At the 2016 U18 Worlds, Luukkonen unexpectedly took over the starter’s job for the playoffs when Leevi Laakso fell ill. After Finland’s 6-1 gold-medal victory over the Swedes, the HPK product was named to the tournament all-star team. While he was admittedly mediocre in his first World Juniors (2018, sixth place), he more than made up for it in Vancouver and Victoria the following year. Posting a 1.80 GAA and 93.2 save percentage, he backstopped Finland to its third gold medal in six years with a 3-2 final upset over the Americans.

10) Tolvanen Good as Gold

The jury is still out on Eeli Tolvanen’s NHL future with Nashville, but he’s already proved how deadly his hair-trigger shot can be with the KHL’s Jokerit Helsinki (19 goals in 2017-18) and at the 2018 Olympics (3+6=9). The stocky winger laid the groundwork with his prowess at the 2016 U18 Worlds, where he paced the golden Finnish squad with a tournament-high seven goals.

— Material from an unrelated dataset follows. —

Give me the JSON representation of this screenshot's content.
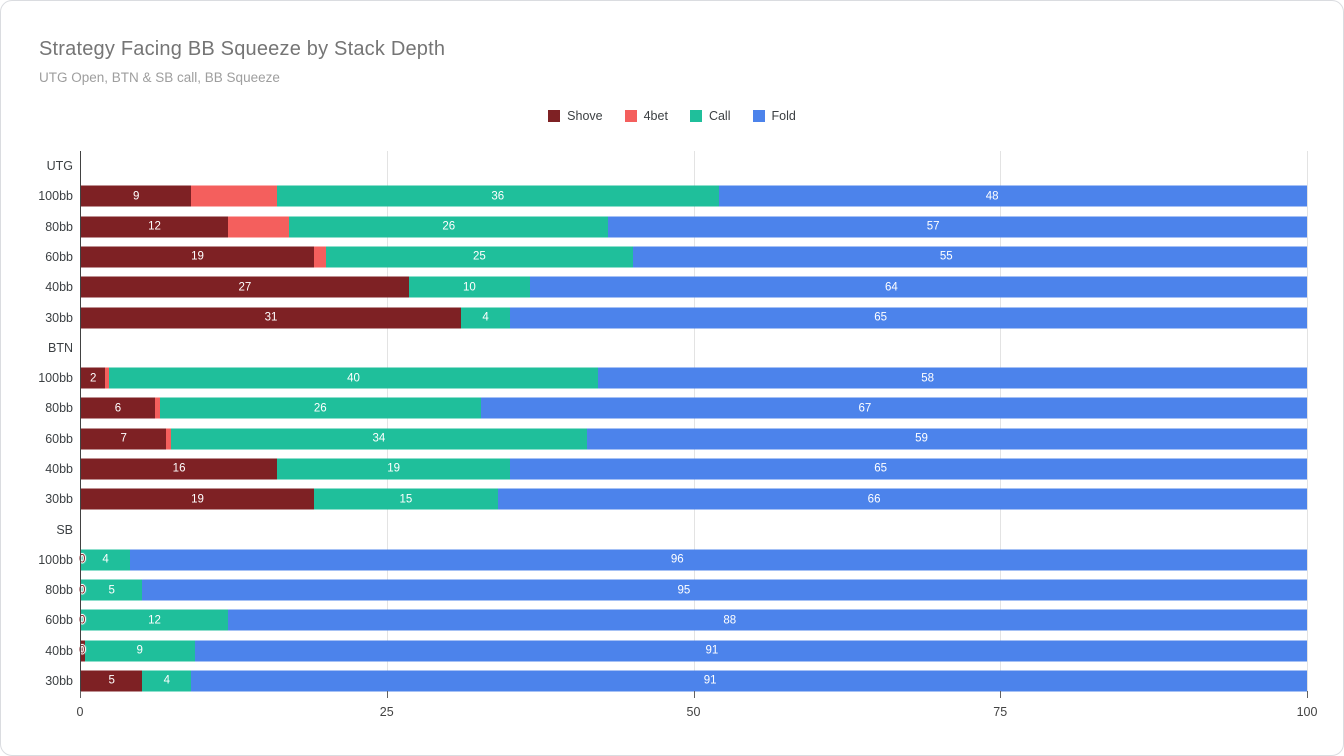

Objectively, Tolvanen was not nearly as productive at his three consecutive World Juniors. Out of his 16 career points in 18 games, only three were goals. However, he did emerge victorious in 2019. Tolvanen set up perhaps the most famously flukey goal in Finnish U20 history in the 2-1 quarter-final victory versus host Canada, as his last-minute centering pass from behind the net bounced in off Aleksi Heponiemi’s left shin and sent his team to overtime.